Multilingual country names:

  • Expand CLDR territory names from 10 to 20–30 locales (hi, ko, tr, nl, pl, sv, cs, hu, th, vi, bn, uk, …).
  • Add Wikidata non-English alt-labels for countries (de/es/fr/ru/zh/ar) — the largest single lever on the multilingual benchmark score.
  • Add ru/zh/ar to the multilingual benchmark — prerequisite for measuring progress on the three unvalidated UN languages.
  • Verify and document to=name:lang against the 10 bundled languages, and wire input-language hints into scoring.

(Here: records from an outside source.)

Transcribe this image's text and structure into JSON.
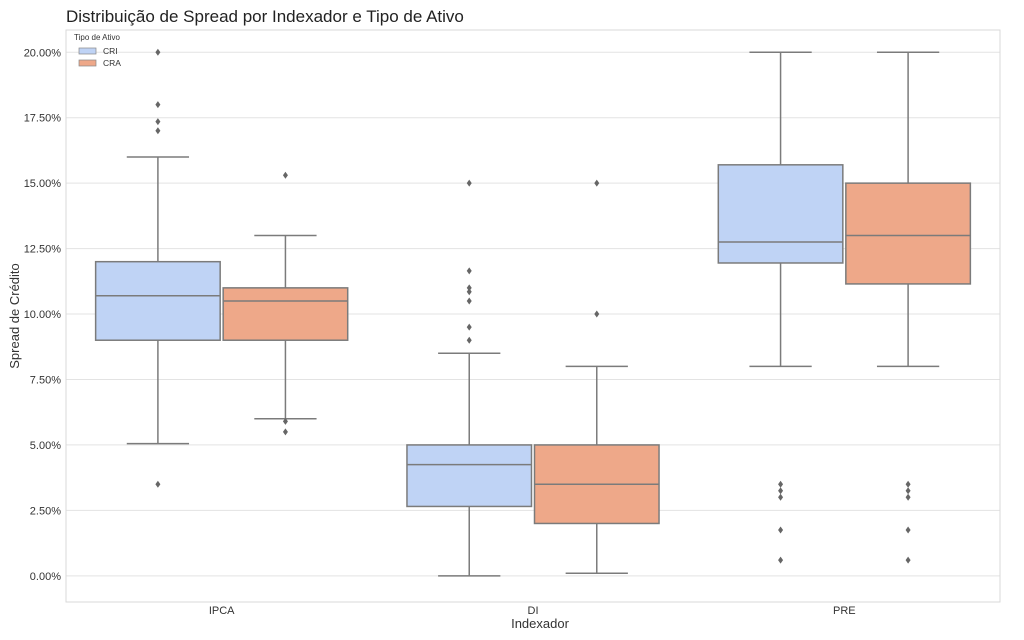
{
  "chart_data": {
    "type": "box",
    "title": "Distribuição de Spread por Indexador e Tipo de Ativo",
    "xlabel": "Indexador",
    "ylabel": "Spread de Crédito",
    "categories": [
      "IPCA",
      "DI",
      "PRE"
    ],
    "ylim": [
      -1.0,
      20.85
    ],
    "yticks": [
      0,
      2.5,
      5,
      7.5,
      10,
      12.5,
      15,
      17.5,
      20
    ],
    "ytick_labels": [
      "0.00%",
      "2.50%",
      "5.00%",
      "7.50%",
      "10.00%",
      "12.50%",
      "15.00%",
      "17.50%",
      "20.00%"
    ],
    "grid": "horizontal",
    "legend": {
      "title": "Tipo de Ativo",
      "placement": "top-left"
    },
    "series": [
      {
        "name": "CRI",
        "color": "#bfd3f5",
        "boxes": [
          {
            "whislo": 5.05,
            "q1": 9.0,
            "med": 10.7,
            "q3": 12.0,
            "whishi": 16.0,
            "fliers": [
              3.5,
              17.0,
              17.35,
              18.0,
              20.0
            ]
          },
          {
            "whislo": 0.0,
            "q1": 2.65,
            "med": 4.25,
            "q3": 5.0,
            "whishi": 8.5,
            "fliers": [
              9.0,
              9.5,
              10.5,
              10.85,
              11.0,
              11.65,
              15.0
            ]
          },
          {
            "whislo": 8.0,
            "q1": 11.95,
            "med": 12.75,
            "q3": 15.7,
            "whishi": 20.0,
            "fliers": [
              0.6,
              1.75,
              3.0,
              3.25,
              3.5
            ]
          }
        ]
      },
      {
        "name": "CRA",
        "color": "#eea889",
        "boxes": [
          {
            "whislo": 6.0,
            "q1": 9.0,
            "med": 10.5,
            "q3": 11.0,
            "whishi": 13.0,
            "fliers": [
              5.5,
              5.9,
              15.3
            ]
          },
          {
            "whislo": 0.1,
            "q1": 2.0,
            "med": 3.5,
            "q3": 5.0,
            "whishi": 8.0,
            "fliers": [
              10.0,
              15.0
            ]
          },
          {
            "whislo": 8.0,
            "q1": 11.15,
            "med": 13.0,
            "q3": 15.0,
            "whishi": 20.0,
            "fliers": [
              0.6,
              1.75,
              3.0,
              3.25,
              3.5
            ]
          }
        ]
      }
    ]
  }
}
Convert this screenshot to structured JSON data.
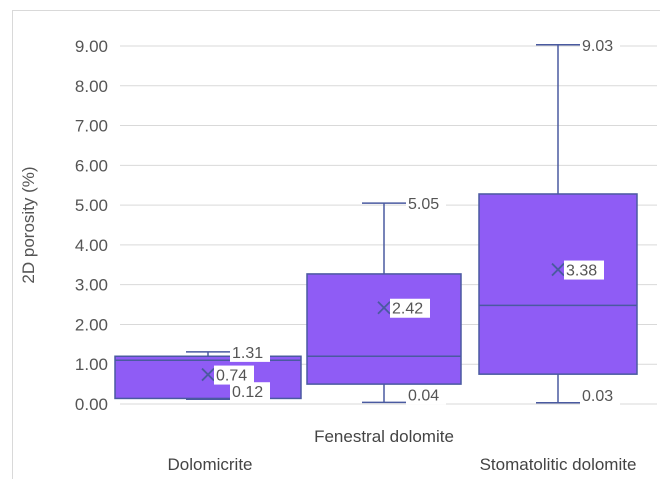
{
  "chart_data": {
    "type": "box",
    "ylabel": "2D porosity (%)",
    "ylim": [
      0,
      9.5
    ],
    "yticks": [
      "0.00",
      "1.00",
      "2.00",
      "3.00",
      "4.00",
      "5.00",
      "6.00",
      "7.00",
      "8.00",
      "9.00"
    ],
    "grid": true,
    "categories": [
      "Dolomicrite",
      "Fenestral dolomite",
      "Stomatolitic dolomite"
    ],
    "boxes": [
      {
        "category": "Dolomicrite",
        "min": 0.12,
        "q1": 0.14,
        "median": 1.1,
        "q3": 1.2,
        "max": 1.31,
        "mean": 0.74,
        "labels": {
          "max": "1.31",
          "mean": "0.74",
          "min": "0.12"
        }
      },
      {
        "category": "Fenestral dolomite",
        "min": 0.04,
        "q1": 0.5,
        "median": 1.2,
        "q3": 3.27,
        "max": 5.05,
        "mean": 2.42,
        "labels": {
          "max": "5.05",
          "mean": "2.42",
          "min": "0.04"
        }
      },
      {
        "category": "Stomatolitic dolomite",
        "min": 0.03,
        "q1": 0.75,
        "median": 2.48,
        "q3": 5.28,
        "max": 9.03,
        "mean": 3.38,
        "labels": {
          "max": "9.03",
          "mean": "3.38",
          "min": "0.03"
        }
      }
    ],
    "colors": {
      "box_fill": "#8f5cf5",
      "box_stroke": "#4a5aa0",
      "grid": "#d9d9d9"
    }
  }
}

Highest-leverage deferred items:

  • ISO 3166-3 historic countries — add the 25 missing dissolved states (USSR, East Germany, Zaire, Czechoslovakia, South Yemen, …); the validity schema and as-of filter already exist, so this is data, not engineering. Alpha-4 code lookup follows once the entities land.
  • Surface centroid lat/lon as typed fields and a to=centroid pivot — the coordinates are already stored on every geo entity.
  • AugmentResult.errors — populate the list; the on_miss='error' path documents collected errors but never appends to it.

Later

  • Multilingual admin names — GeoNames alternate-name enrichment for admin½/3; admin entities already carry GeoNames codes.
  • Script and transliteration handling — CJK/Cyrillic/Arabic tokenization for search indexes so native-script inputs match.
  • Bundled minimal city tier — capitals and major cities so "Paris"/"Tokyo"/"Lagos" resolve without the 154 MB cities download.
  • suggest() cities/admin fuzzy matching — currently exact-prefix only for cities and admin2–5; gated behind the same city-prominence data work.
  • An include_obsolete surface and a documented historical-country corpus — make the existing validity/as-of capability discoverable as a parameter.
  • Cross-namespace entity aliases — let one entity resolve under wikidataId/, geoId/, country/, nuts/ namespaces.
  • Deeper org packs — international NGOs and org prominence data for suggest ranking; the org pack is thin relative to geo.
  • Concordance/correspondence builder — scheme-to-scheme translation analogous to coco's correspondence dicts; relevant once the MRIO/IAM codes exist.

Exploring

  • List-to-list match() — correspondence between two arbitrary string lists; snap() and resolve() cover the single-value case, but demand for the list-alignment form is unvalidated.
  • Reverse geocoding — coords-to-entity via a spatial index over stored centroids; fits the offline lane, but unproven that beta users need it over name/code resolution.
  • Native polars plugin expression — a Rust extension expression for lazy/streaming plans instead of the current Python-level bulk() wrap.
  • Memory-bounded streaming bulk() — chunk-aware resolution for dense-cardinality frames in constrained environments.
  • OpenRefine Reconciliation API endpoint — an HTTP wrapper implementing the W3C reconciliation spec; a how-to exists, but shipping a service is a scope question.
  • Debian iso-codes translations as a supplementary alias source — overlaps CLDR and carries LGPL-2.1 notice obligations that need clearing first.
  • BYOD fuzzy name linking — an opt-in fuzzy link_names mode for augment; deferred over mislink risk, awaiting real demand.

Non-goals

  • Street-address parsing — libpostal's domain; needs a ~2 GB statistical model and house-number/postal data resolvekit does not carry.
  • Online geocoding — inverts the offline-first contract of determinism, privacy, and no-network resolution.
  • Probabilistic record linkage / deduplication — splink and dedupe solve pairwise table matching; resolvekit does single-string lookup against a fixed authority.
  • Sanctions / PEP / watchlist matching — OpenSanctions's domain; different data, far higher false-match cost, and regulatory exposure.
  • POI / physical-place keys — Placekey-style retail-location identity is online and street-level; resolvekit stops at city granularity.
  • A shell CLI — resolvekit is a library; shell-style country conversion is country-converter's lane.
  • ISO 639-3 languages, ISO 4217 currencies, ISO 15924 scripts as entities — each needs a new non-geo domain pack; orthogonal to the place+org mission for v1.
  • Per-country currency codes and FX rates — the static ISO 4217 code is sourceable but out of scope absent demand; exchange-rate values require a runtime network call, conflicting with offline-first.